Promouvoir et soutenir la littérature en portugais au grand-duché, tel est l’objectif de l’asbl Pessoa. Depuis sa création en 2018, celle-ci a ainsi organisé, entre autres, des lectures, des rencontres ou des prestations de conseil pour l’acquisition de livres en portugais auprès des bibliothèques. C’est la nomination d’Esch comme capitale européenne de la culture cette année qui lui a permis de sauter le pas et de publier son premier livre, édité par Oxalá Editora, une maison allemande.
« Esch. Lieu de mémoires » est un recueil de courts textes qui présentent la vision de leurs auteurs ou autrices sur la ville d’Esch. Dix contributions ont été choisies après un appel lancé parmi les personnes qui suivent l’association sur les réseaux sociaux, relayé dans des bibliothèques. La plupart des textes sont en portugais, mais l’association a souhaité ouvrir le livre aux langues anglaise et française. Pour illustrer l’ouvrage, elle a fait appel au collectif Reflex, qui regroupe des photographes dont les sensibilités multiples se rejoignent dans leur désir commun de privilégier les émotions lors de la capture d’instants.

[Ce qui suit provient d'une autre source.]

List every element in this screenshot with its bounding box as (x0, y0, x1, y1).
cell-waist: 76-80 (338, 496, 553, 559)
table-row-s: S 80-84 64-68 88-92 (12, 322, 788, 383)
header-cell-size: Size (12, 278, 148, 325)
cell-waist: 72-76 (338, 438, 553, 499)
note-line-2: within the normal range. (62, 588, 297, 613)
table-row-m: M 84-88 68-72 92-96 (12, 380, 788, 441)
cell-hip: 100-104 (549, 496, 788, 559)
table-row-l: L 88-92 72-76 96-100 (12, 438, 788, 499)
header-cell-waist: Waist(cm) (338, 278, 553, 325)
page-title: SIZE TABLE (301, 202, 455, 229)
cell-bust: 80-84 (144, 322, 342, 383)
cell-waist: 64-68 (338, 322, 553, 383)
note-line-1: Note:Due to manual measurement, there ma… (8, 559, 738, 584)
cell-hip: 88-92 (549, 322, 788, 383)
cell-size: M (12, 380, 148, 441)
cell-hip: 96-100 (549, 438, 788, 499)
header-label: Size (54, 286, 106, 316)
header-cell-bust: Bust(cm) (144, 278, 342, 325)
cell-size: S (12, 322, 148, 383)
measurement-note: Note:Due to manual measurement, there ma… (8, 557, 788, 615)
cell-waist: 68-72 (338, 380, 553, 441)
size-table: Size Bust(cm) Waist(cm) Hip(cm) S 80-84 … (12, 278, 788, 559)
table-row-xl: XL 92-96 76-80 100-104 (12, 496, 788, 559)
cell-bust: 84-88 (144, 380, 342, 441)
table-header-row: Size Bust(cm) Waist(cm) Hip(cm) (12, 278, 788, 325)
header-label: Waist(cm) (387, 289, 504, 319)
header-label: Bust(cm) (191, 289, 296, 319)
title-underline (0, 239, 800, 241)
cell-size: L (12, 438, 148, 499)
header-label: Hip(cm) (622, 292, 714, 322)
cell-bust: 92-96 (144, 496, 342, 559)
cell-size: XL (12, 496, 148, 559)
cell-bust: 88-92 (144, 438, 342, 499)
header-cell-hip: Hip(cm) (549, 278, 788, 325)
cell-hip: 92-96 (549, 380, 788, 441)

Naturellement, puisque se côtoient dans le livre des auteurs et autrices aux expériences littéraires diverses, l’ensemble est de facture inégale. Mais il s’en dégage une volonté très intéressante, justement, de donner la parole à qui n’oserait pas la prendre en temps normal. C’est ainsi que Cidália Rodrigues raconte une histoire simple de migration dans les années 1980. Le très court texte a été retravaillé par São Gonçalves pour que l’habileté stylistique ne soit pas un obstacle à l’insertion dans le livre – c’est ainsi qu’on le comprend, en tout cas, de manière très positive. La migration est bien sûr un thème abordé dans beaucoup de contributions ; peut-être la plus réussie est-elle « O Rio Zêzere » (la rivière Zêzere), de Sandra Amado, qui condense en quelques pages et dans un temps de quelques mois les hauts et les bas du départ, de l’arrivée, des doutes, de la découverte de l’amour et de l’établissement définitif sans pourtant renoncer au lien avec le pays natal. Un bel esprit de concision dont fait aussi montre Duarte Faro – un pseudonyme – avec « Olhar em frente » (regarder vers l’avenir), texte coup de poing qui file la métaphore de la myopie pour montrer la difficulté du travail de mémoire, dans une rue Nelson Mandela qui, il n’y a pas si longtemps, se nommait rue des Boers.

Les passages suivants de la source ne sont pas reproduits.